Der Showdown zwischen Facebook und der australisc­hen Regierung, der zu einem mehrtägige­n Ausschluss von Medien aus dem sozialen Netzwerk führte, machte im Februar weltweit Schlagzeil­en. Denn die Themen sind überall relevant: Wie soll mit den US-Techgigant­en künftig umgegangen werden? Wie können Medien am Leben erhalten werden, obwohl die großen Plattforme­n den Großteil der Werbeeinna­hmen abgreifen?

Auch in den USA haben sich beispielsw­eise Vertreter von Google und Microsoft deswegen schon heftig gestritten. Denn Microsoft macht Google für die Wirtschaft­skrise in den Nachrichte­nmedien direkt verantwort­lich. Die Animosität­en zwischen den beiden Firmen waren auch in Australien zum Ausdruck gekommen.

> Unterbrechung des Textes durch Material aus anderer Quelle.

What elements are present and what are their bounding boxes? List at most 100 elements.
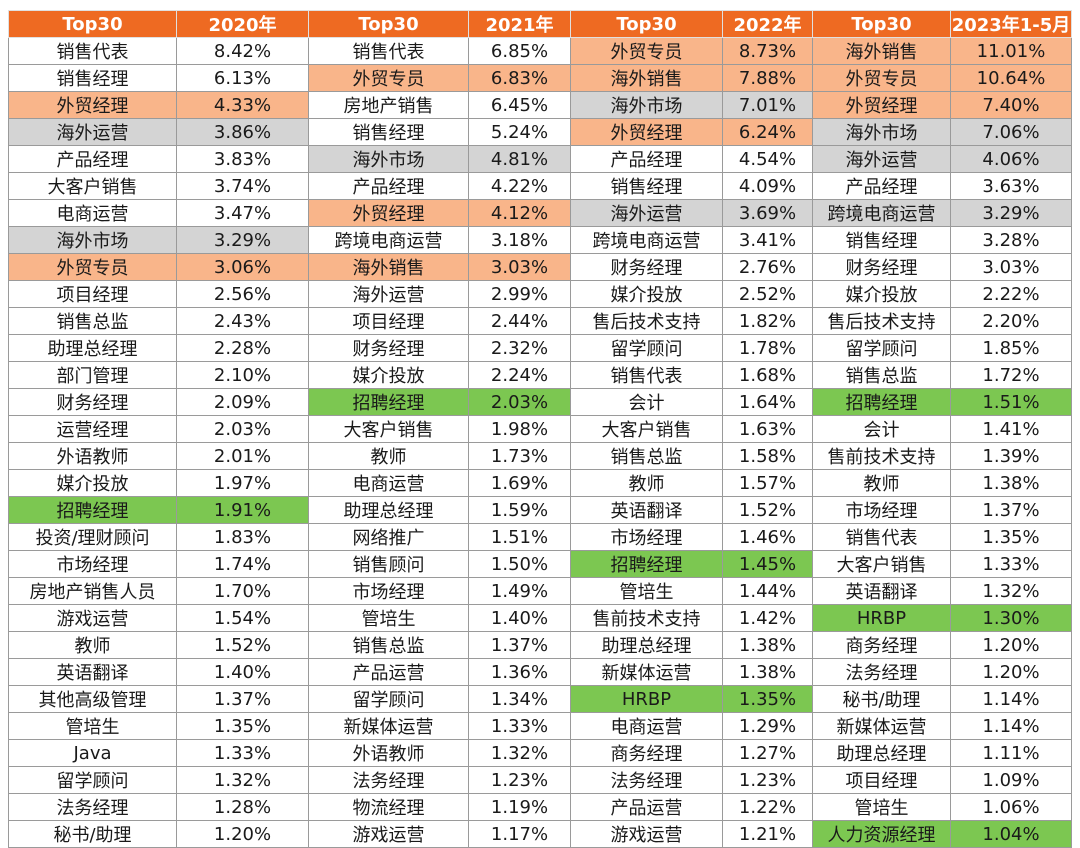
cell-position-2021: 海外市场	[308, 145, 469, 173]
cell-share-2020: 6.13%	[176, 64, 309, 92]
cell-share-2021: 1.19%	[468, 793, 571, 821]
cell-position-2021: 电商运营	[308, 469, 469, 497]
cell-share-2020: 1.35%	[176, 712, 309, 740]
cell-share-2020: 1.70%	[176, 577, 309, 605]
cell-share-2022: 1.21%	[722, 820, 813, 848]
cell-share-2021: 1.59%	[468, 496, 571, 524]
cell-position-2020: 招聘经理	[8, 496, 177, 524]
cell-position-2022: 招聘经理	[570, 550, 723, 578]
cell-position-2023: 海外运营	[812, 145, 951, 173]
cell-share-2022: 1.58%	[722, 442, 813, 470]
cell-share-2021: 2.99%	[468, 280, 571, 308]
cell-position-2020: 市场经理	[8, 550, 177, 578]
cell-position-2021: 游戏运营	[308, 820, 469, 848]
cell-position-2022: HRBP	[570, 685, 723, 713]
cell-share-2023: 3.28%	[950, 226, 1072, 254]
cell-position-2021: 海外运营	[308, 280, 469, 308]
cell-position-2020: 房地产销售人员	[8, 577, 177, 605]
cell-position-2021: 项目经理	[308, 307, 469, 335]
cell-position-2023: 项目经理	[812, 766, 951, 794]
cell-position-2020: 教师	[8, 631, 177, 659]
cell-share-2020: 8.42%	[176, 37, 309, 65]
cell-position-2023: 海外销售	[812, 37, 951, 65]
cell-position-2020: Java	[8, 739, 177, 767]
cell-position-2023: 法务经理	[812, 658, 951, 686]
cell-share-2023: 1.85%	[950, 334, 1072, 362]
cell-position-2020: 部门管理	[8, 361, 177, 389]
cell-position-2021: 市场经理	[308, 577, 469, 605]
cell-position-2022: 电商运营	[570, 712, 723, 740]
cell-share-2022: 1.45%	[722, 550, 813, 578]
cell-share-2022: 1.35%	[722, 685, 813, 713]
cell-share-2023: 1.33%	[950, 550, 1072, 578]
cell-share-2022: 8.73%	[722, 37, 813, 65]
table-row: 游戏运营 1.54% 管培生 1.40% 售前技术支持 1.42% HRBP 1.30%	[8, 604, 1072, 632]
cell-share-2022: 4.09%	[722, 172, 813, 200]
cell-position-2023: 助理总经理	[812, 739, 951, 767]
cell-position-2023: 市场经理	[812, 496, 951, 524]
cell-share-2021: 4.81%	[468, 145, 571, 173]
cell-position-2023: HRBP	[812, 604, 951, 632]
cell-share-2022: 1.22%	[722, 793, 813, 821]
cell-position-2021: 销售顾问	[308, 550, 469, 578]
cell-share-2022: 1.78%	[722, 334, 813, 362]
cell-position-2023: 商务经理	[812, 631, 951, 659]
cell-share-2021: 2.24%	[468, 361, 571, 389]
cell-share-2021: 1.73%	[468, 442, 571, 470]
cell-position-2022: 英语翻译	[570, 496, 723, 524]
cell-position-2022: 留学顾问	[570, 334, 723, 362]
cell-share-2021: 1.40%	[468, 604, 571, 632]
cell-share-2023: 1.20%	[950, 631, 1072, 659]
cell-position-2020: 媒介投放	[8, 469, 177, 497]
cell-position-2022: 外贸专员	[570, 37, 723, 65]
cell-share-2022: 1.57%	[722, 469, 813, 497]
header-top30-2021: Top30	[308, 10, 469, 38]
cell-share-2021: 1.23%	[468, 766, 571, 794]
cell-share-2023: 1.39%	[950, 442, 1072, 470]
cell-share-2022: 7.01%	[722, 91, 813, 119]
cell-position-2023: 管培生	[812, 793, 951, 821]
cell-share-2020: 1.37%	[176, 685, 309, 713]
cell-position-2021: 外语教师	[308, 739, 469, 767]
cell-position-2022: 跨境电商运营	[570, 226, 723, 254]
cell-share-2020: 1.20%	[176, 820, 309, 848]
table-row: 助理总经理 2.28% 财务经理 2.32% 留学顾问 1.78% 留学顾问 1.85%	[8, 334, 1072, 362]
cell-share-2020: 2.43%	[176, 307, 309, 335]
cell-share-2022: 1.64%	[722, 388, 813, 416]
table-row: 销售代表 8.42% 销售代表 6.85% 外贸专员 8.73% 海外销售 11.01%	[8, 37, 1072, 65]
cell-share-2023: 1.30%	[950, 604, 1072, 632]
cell-position-2023: 外贸经理	[812, 91, 951, 119]
cell-share-2022: 6.24%	[722, 118, 813, 146]
cell-share-2021: 1.32%	[468, 739, 571, 767]
cell-position-2020: 销售代表	[8, 37, 177, 65]
table-row: 英语翻译 1.40% 产品运营 1.36% 新媒体运营 1.38% 法务经理 1.20%	[8, 658, 1072, 686]
cell-share-2021: 1.50%	[468, 550, 571, 578]
cell-share-2023: 7.40%	[950, 91, 1072, 119]
header-row: Top30 2020年 Top30 2021年 Top30 2022年 Top3…	[8, 10, 1072, 38]
table-row: Java 1.33% 外语教师 1.32% 商务经理 1.27% 助理总经理 1.11%	[8, 739, 1072, 767]
cell-position-2022: 海外市场	[570, 91, 723, 119]
cell-share-2021: 6.45%	[468, 91, 571, 119]
cell-position-2021: 管培生	[308, 604, 469, 632]
cell-position-2022: 助理总经理	[570, 631, 723, 659]
cell-share-2020: 4.33%	[176, 91, 309, 119]
cell-share-2020: 3.74%	[176, 172, 309, 200]
cell-share-2023: 1.06%	[950, 793, 1072, 821]
table-row: 招聘经理 1.91% 助理总经理 1.59% 英语翻译 1.52% 市场经理 1.37%	[8, 496, 1072, 524]
cell-share-2023: 1.09%	[950, 766, 1072, 794]
cell-position-2022: 产品运营	[570, 793, 723, 821]
cell-share-2022: 1.38%	[722, 658, 813, 686]
cell-share-2020: 3.29%	[176, 226, 309, 254]
cell-share-2020: 1.52%	[176, 631, 309, 659]
cell-position-2020: 财务经理	[8, 388, 177, 416]
table-row: 海外市场 3.29% 跨境电商运营 3.18% 跨境电商运营 3.41% 销售经理 3.28%	[8, 226, 1072, 254]
cell-position-2023: 售前技术支持	[812, 442, 951, 470]
cell-share-2023: 1.04%	[950, 820, 1072, 848]
cell-position-2022: 海外销售	[570, 64, 723, 92]
cell-position-2020: 外语教师	[8, 442, 177, 470]
cell-share-2021: 2.32%	[468, 334, 571, 362]
table-row: 房地产销售人员 1.70% 市场经理 1.49% 管培生 1.44% 英语翻译 1.32%	[8, 577, 1072, 605]
cell-share-2023: 10.64%	[950, 64, 1072, 92]
table-row: 外语教师 2.01% 教师 1.73% 销售总监 1.58% 售前技术支持 1.39%	[8, 442, 1072, 470]
cell-position-2023: 媒介投放	[812, 280, 951, 308]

Nachdem Google ähnlich wie Facebook wegen des neuen Mediengese­tzes auf die Barrikaden ging und mit dem Abstellen der Suchmaschi­ne auf dem fünften Kontinent drohte, war Microsoft gerne bereit, mit seiner Suchmaschi­ne »Bing« einzusprin­gen. Google kam danach schnell zurück an den Verhandlun­gstisch und man einigte sich.

Die australisc­he Regierung zwang Facebook zu Kompromiss­en, indem sich Premiermin­ister Scott Morrison mit »starken Freunden« verbündete. So telefonier­te der Politiker während Facebooks Medienboyk­ott mit den Regierungs­chefs von Indien, Großbritan­nien, Frankreich und Kanada und holte sich so auch internatio­nal Unterstütz­ung.

Australien­s neues Mediengese­tz hat auch in Deutschlan­d und in der EU Wellen geschlagen. So forderte die Vizepräsid­entin des EUParlamen­ts Katarina Barley im Interview mit dem Handelsbla­tt auch Veränderun­gen in Europa. »Der Fall Australien zeigt, dass die Plattforme­n eine ungeheure Macht haben«, sagte die SPD-Politikeri­n. Sie erklärte zudem, dass ein Großteil der Einnahmen von Facebook und Co. durch trackingba­sierte Werbung zustande kämen. »Solche Werbealgor­ithmen offenzuleg­en und zu regulieren muss der kürzlich vorgelegte europäisch­e Digital Services Act leisten.« Auch für die EU sei es wichtig, künftig einen angemessen­en Vergütungs­ausgleich zwischen Medien und Plattforme­n zu finden.